Geburtsvorbereitungskurs als Paar: Desillusionierung für beide ist wichtig!

Durch den Geburtsvorbereitungskurs, den wir als Paar absolviert hatten, waren wir schon auf vieles in der Theorie vorbereitet, was den Prozess der Geburt, alle Eventualitäten währenddessen und auch danach angeht. Und ich empfehle den Männern, die sich hierher verirrt haben, ausdrücklich, einen solchen Kurs beim ersten Kind mitzumachen, denn: lasst euch lieber vorab desillusionieren als „in action“. Jaaa – ihr werdet Spaß beim Probe-Stöhnen haben und keiner kann sich da richtig zusammenreißen. Aber die Mutter eures Kindes wird euch dennoch danken. Für ein wenig mehr Verständnis, wenn es Ernst wird und für, sagen wir mal, zumindest moralische Unterstützung.

Aber zurück zum Thema Trauma: Das Zauberwort in vielen Fällen, wenn der Schmerz zu arg wird, besteht aus drei handlichen Buchstaben: PDA. Damit lief es weitestgehend schmerzfrei, komplikationslos und die Geburt ging „schnell“ über die Bühne. Soll heißen, wir waren um 11 Uhr im Krankenhaus, gegen 15:30 Uhr etwa bekam ich die PDA und keine drei Stunden später war es vollbracht.

„Hä, wo ist jetzt das Trauma?“

…werdet ihr fragen. Tja, das Geburtstrauma begann ca. 30 Minuten später und hörte erst rund 24 Stunden später wieder auf (mit Nachwirkungen bis heute).
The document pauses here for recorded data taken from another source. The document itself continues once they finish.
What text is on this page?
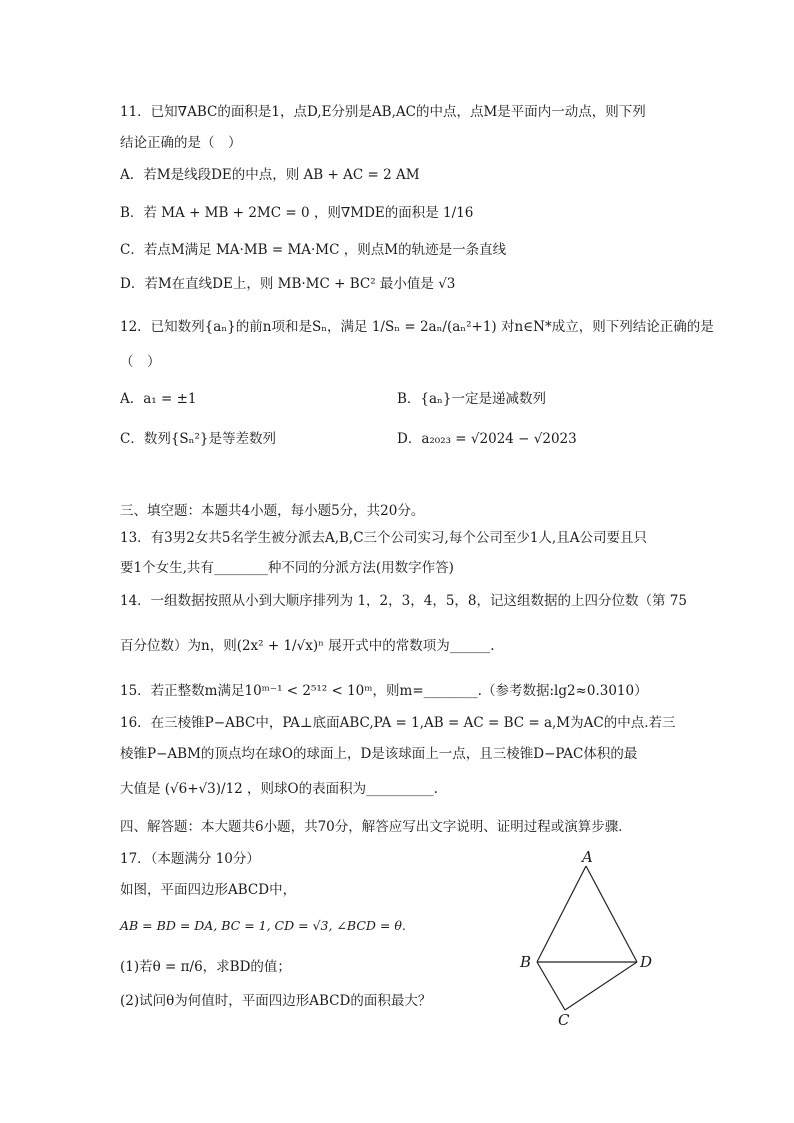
11．已知∇ABC的面积是1，点D,E分别是AB,AC的中点，点M是平面内一动点，则下列
结论正确的是（　）
A．若M是线段DE的中点，则 AB + AC = 2 AM
B．若 MA + MB + 2MC = 0 ，则∇MDE的面积是 1/16
C．若点M满足 MA·MB = MA·MC ，则点M的轨迹是一条直线
D．若M在直线DE上，则 MB·MC + BC² 最小值是 √3
12．已知数列{aₙ}的前n项和是Sₙ，满足 1/Sₙ = 2aₙ/(aₙ²+1) 对n∈N*成立，则下列结论正确的是
（　）
A．a₁ = ±1	B．{aₙ}一定是递减数列
C．数列{Sₙ²}是等差数列	D．a₂₀₂₃ = √2024 − √2023
三、填空题：本题共4小题，每小题5分，共20分。
13．有3男2女共5名学生被分派去A,B,C三个公司实习,每个公司至少1人,且A公司要且只
要1个女生,共有________种不同的分派方法(用数字作答)
14．一组数据按照从小到大顺序排列为 1，2，3，4，5，8，记这组数据的上四分位数（第 75
百分位数）为n，则(2x² + 1/√x)ⁿ 展开式中的常数项为______.
15．若正整数m满足10ᵐ⁻¹ < 2⁵¹² < 10ᵐ，则m=________.（参考数据:lg2≈0.3010）
16．在三棱锥P−ABC中，PA⊥底面ABC,PA = 1,AB = AC = BC = a,M为AC的中点.若三
棱锥P−ABM的顶点均在球O的球面上，D是该球面上一点，且三棱锥D−PAC体积的最
大值是 (√6+√3)/12 ，则球O的表面积为__________.
四、解答题：本大题共6小题，共70分，解答应写出文字说明、证明过程或演算步骤．
17．（本题满分 10分）
如图，平面四边形ABCD中，
AB = BD = DA, BC = 1, CD = √3, ∠BCD = θ.
(1)若θ = π/6，求BD的值；
(2)试问θ为何值时，平面四边形ABCD的面积最大？
A
B
C
D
Wie wir da so gefühlsduselig im Kreißsaal unsere Tochter im Arm hielten und anschmachteten – sie war noch nicht mal gewogen und gemessen, geschweige denn war hinter uns saubergemacht worden – hörten wir plötzlich Stimmen vom Flur. Eine hatte Daniel selbst durch die geschlossene Tür erkannt: Sein Vater!

Ääääh – wie bitte?! Wie kommt der auf diesen Flur, der doch laut der Hebamme quasi der Hochsicherheitstrakt schlechthin ist? Während der Geburtsanmeldung vor ein paar Wochen haben wir die Geschichte noch belächelt, von der sie uns erzählte: Damals habe der stolze Vater einer südländischen Großfamilie seinen neuesten Spross der Mutter kurz nach der Niederkunft entreißen wollen, um sie den ca. 10 wartenden Verwandten auf dem Flur zeigen zu wollen. Das wussten die resoluten Hebammen jedoch zu verhindern, deren wichtigste Anliegen die Gesundheit und das Wohlbefinden der Mütter und ihrer Kinder sind.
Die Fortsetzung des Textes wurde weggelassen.